An agent with Salus Realty in Orange Park, Dasta was at a seminar sponsored by Northeast Florida Association of Realtors’ Southwest Council, where Realtors learned what effect the new forms would have on them.

Now, Dasta will have a little more time to digest the information.

The Consumer Finance Protection Bureau has proposed the deadline be moved from Aug. 1 to Oct. 3 for implementing new TILA-RESPA disclosure forms.

Bureau Director Richard Cordray issued a statement in June proposing that the “Know Before You Owe” rule become effective at the later date in order to “correct an administrative error” that would have delayed implementation anyway.

Also he said the agency believed a delay “would better accommodate” consumers, the industry and their families during the busy homebuying season heading into the start of the school year.

His reasoning closely resembled the wording of a May request by the National Association of Realtors, which asked for an enforcement grace period through the end of 2015.

It asked to “delay enforcement to the slower winter months when fewer consumers would be negatively impacted,” NAR said in a statement. Even if only 10 percent of transactions experience closing issues from the new rules, it would mean as many as 40,000 transactions a month, according to the association.

A day after the CFPB announcement, NEFAR president Sally Suslak said she was happy to hear about it.

“I think agents are ready, but the people doing the closing statements may need more time to figure this out,” she said.

Suslak is the broker for Traditions Realty.
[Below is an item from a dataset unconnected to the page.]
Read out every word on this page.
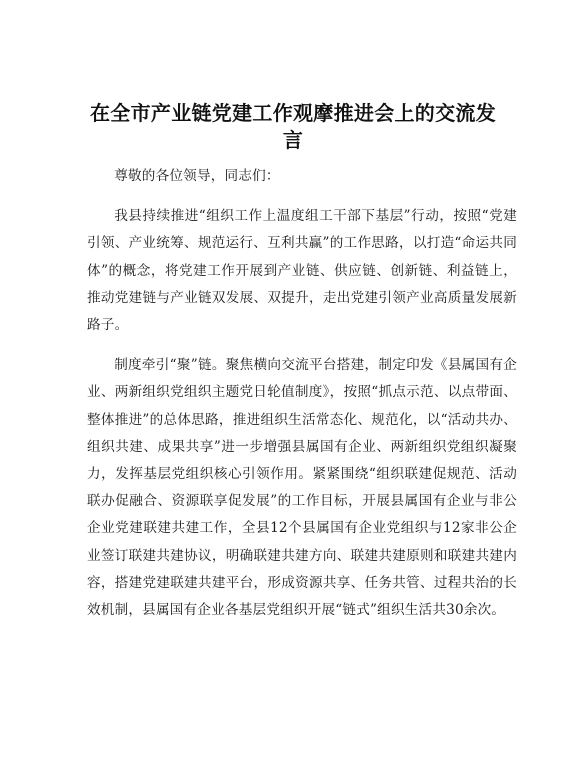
在全市产业链党建工作观摩推进会上的交流发言

尊敬的各位领导，同志们：

我县持续推进“组织工作上温度组工干部下基层”行动，按照“党建引领、产业统筹、规范运行、互利共赢”的工作思路，以打造“命运共同体”的概念，将党建工作开展到产业链、供应链、创新链、利益链上，推动党建链与产业链双发展、双提升，走出党建引领产业高质量发展新路子。

制度牵引“聚”链。聚焦横向交流平台搭建，制定印发《县属国有企业、两新组织党组织主题党日轮值制度》，按照“抓点示范、以点带面、整体推进”的总体思路，推进组织生活常态化、规范化，以“活动共办、组织共建、成果共享”进一步增强县属国有企业、两新组织党组织凝聚力，发挥基层党组织核心引领作用。紧紧围绕“组织联建促规范、活动联办促融合、资源联享促发展”的工作目标，开展县属国有企业与非公企业党建联建共建工作，全县12个县属国有企业党组织与12家非公企业签订联建共建协议，明确联建共建方向、联建共建原则和联建共建内容，搭建党建联建共建平台，形成资源共享、任务共管、过程共治的长效机制，县属国有企业各基层党组织开展“链式”组织生活共30余次。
The Riverside company has hosted three seminars for their agents and the rules have changed a little each time, Suslak said.

Realtors will rely on the closing agents and lenders to define the process, Suslak said. That puts the heaviest burden on the vendors, not so much on the Realtors.

Even so, Realtors are busy getting trained through presentations offered by mortgage companies, NEFAR and other professional associations.

Bruce Wehner, sales manager at Franklin American Mortgage Co., said he doesn’t think the delay is needed. His company is ready to use the new forms now.

“Just get on with it,” he said.

It was a sentiment echoed by Sue Dutcher, who ran the Southwest Council’s seminar.

An associate Florida agency sales manager for First American Title Insurance Co., Dutcher’s company has been working with the CFPB on the new rules for more than two years.

“They were telling us for months — tell people nothing will change, this is going to happen,” she said. “And I did.”

Right up until the proposed delay.

Still, some of Dutcher’s statements reveal she does expect a few bumps in the road.

Realtors should plan for a 45- to 60-day period for closing rather than a 30-day period.

“Because, no one has any practice doing this,” she said.

Also, she sees simultaneous closings, which are common in Florida for relocations, coming to an end.

“I don’t think chances are good that everybody is going to be closing the same day, because of timing,” she said.

She told Realtors to start thinking about writing contracts with post-occupancy addendum instead. In states where post-occupancy is the norm, sellers may live in the house three to five days for free after the closing.

Despite the difficulties, Dutcher said the new forms are a good thing. They make it easier for people to understand how much money they need to bring to closing, what those costs are and what those costs entail.

“It really will be better,” she said. There will just be a learning curve.